Details
Description
I'm running ActiveMQ 5.5.0 and clients using Net::Stomp 0.38_99 and I'm seeing infrequent NullPointerExceptions in TransportConnection:
Exception in thread "ActiveMQ Connection Dispatcher: /172.31.201.11:50607" java.lang.NullPointerException at org.apache.activemq.broker.TransportConnection.service(TransportConnection.java:327) at org.apache.activemq.broker.TransportConnection$1.onCommand(TransportConnection.java:179) at org.apache.activemq.transport.TransportFilter.onCommand(TransportFilter.java:69) at org.apache.activemq.transport.stomp.StompTransportFilter.sendToActiveMQ(StompTransportFilter.java:81) at org.apache.activemq.transport.stomp.StompSubscription.onMessageDispatch(StompSubscription.java:79) at org.apache.activemq.transport.stomp.ProtocolConverter.onActiveMQCommand(ProtocolConverter.java:596) at org.apache.activemq.transport.stomp.StompTransportFilter.oneway(StompTransportFilter.java:58) at org.apache.activemq.transport.MutexTransport.oneway(MutexTransport.java:40) at org.apache.activemq.broker.TransportConnection.dispatch(TransportConnection.java:1270) at org.apache.activemq.broker.TransportConnection.processDispatch(TransportConnection.java:815) at org.apache.activemq.broker.TransportConnection.iterate(TransportConnection.java:851) at org.apache.activemq.thread.DedicatedTaskRunner.runTask(DedicatedTaskRunner.java:104) at org.apache.activemq.thread.DedicatedTaskRunner$1.run(DedicatedTaskRunner.java:42)
This seems to happen 1-2 times per month or so but the result is dire: new messages aren't delivered to the affected client (you can see the number of pending messages increasing in the admin web interface) until the client or ActiveMQ is restarted.
Relevant code snippet from TransportConnection.java,
326 if (context != null) { 327 if (context.isDontSendReponse()) {
implies that we are dealing with a race condition. I'm not familiar with the ActiveMQ code base but it looks like it grabs a lock (serviceLock) before entering that function, so not sure what's going on.
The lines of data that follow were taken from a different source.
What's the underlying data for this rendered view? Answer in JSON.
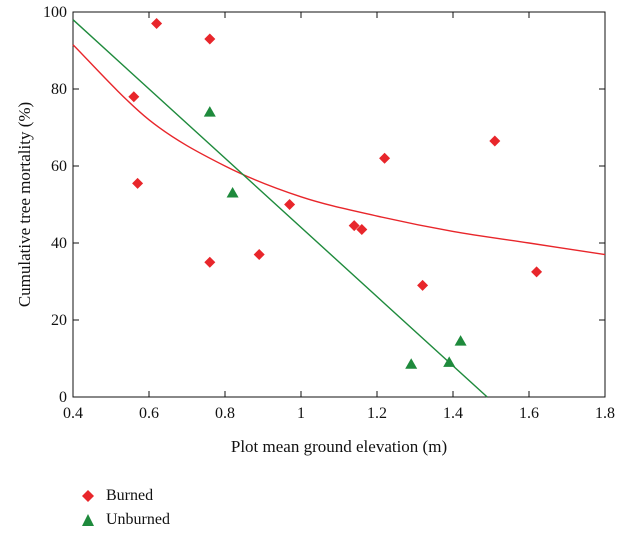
{
  "chart_data": {
    "type": "scatter",
    "title": "",
    "xlabel": "Plot mean ground elevation (m)",
    "ylabel": "Cumulative tree mortality (%)",
    "xlim": [
      0.4,
      1.8
    ],
    "ylim": [
      0,
      100
    ],
    "x_ticks": [
      0.4,
      0.6,
      0.8,
      1,
      1.2,
      1.4,
      1.6,
      1.8
    ],
    "x_tick_labels": [
      "0.4",
      "0.6",
      "0.8",
      "1",
      "1.2",
      "1.4",
      "1.6",
      "1.8"
    ],
    "y_ticks": [
      0,
      20,
      40,
      60,
      80,
      100
    ],
    "y_tick_labels": [
      "0",
      "20",
      "40",
      "60",
      "80",
      "100"
    ],
    "grid": false,
    "legend_position": "bottom-left-outside",
    "series": [
      {
        "name": "Burned",
        "marker": "diamond",
        "color": "#e8262b",
        "points": [
          [
            0.56,
            78
          ],
          [
            0.57,
            55.5
          ],
          [
            0.62,
            97
          ],
          [
            0.76,
            93
          ],
          [
            0.76,
            35
          ],
          [
            0.89,
            37
          ],
          [
            0.97,
            50
          ],
          [
            1.14,
            44.5
          ],
          [
            1.16,
            43.5
          ],
          [
            1.22,
            62
          ],
          [
            1.32,
            29
          ],
          [
            1.51,
            66.5
          ],
          [
            1.62,
            32.5
          ]
        ]
      },
      {
        "name": "Unburned",
        "marker": "triangle",
        "color": "#1e8a3c",
        "points": [
          [
            0.76,
            74
          ],
          [
            0.82,
            53
          ],
          [
            1.29,
            8.5
          ],
          [
            1.39,
            9
          ],
          [
            1.42,
            14.5
          ]
        ]
      }
    ],
    "fits": [
      {
        "series": "Burned",
        "kind": "curve",
        "color": "#e8262b",
        "points": [
          [
            0.4,
            91.5
          ],
          [
            0.6,
            72
          ],
          [
            0.8,
            60
          ],
          [
            1.0,
            52
          ],
          [
            1.2,
            47
          ],
          [
            1.4,
            43
          ],
          [
            1.6,
            40
          ],
          [
            1.8,
            37
          ]
        ]
      },
      {
        "series": "Unburned",
        "kind": "linear",
        "color": "#1e8a3c",
        "points": [
          [
            0.4,
            98
          ],
          [
            1.49,
            0
          ]
        ]
      }
    ]
  }
}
Since there's no timestamp associated with the stack trace I'm not completly sure what's going on on the client side. I've tried to reproduce it by writing a small script that uses Net::Stomp in a similar way to my real clients, but no luck so far.
No idea if it's relevant, but my affected clients have been both consuming and producing, and sending/receiving on both topics and queues.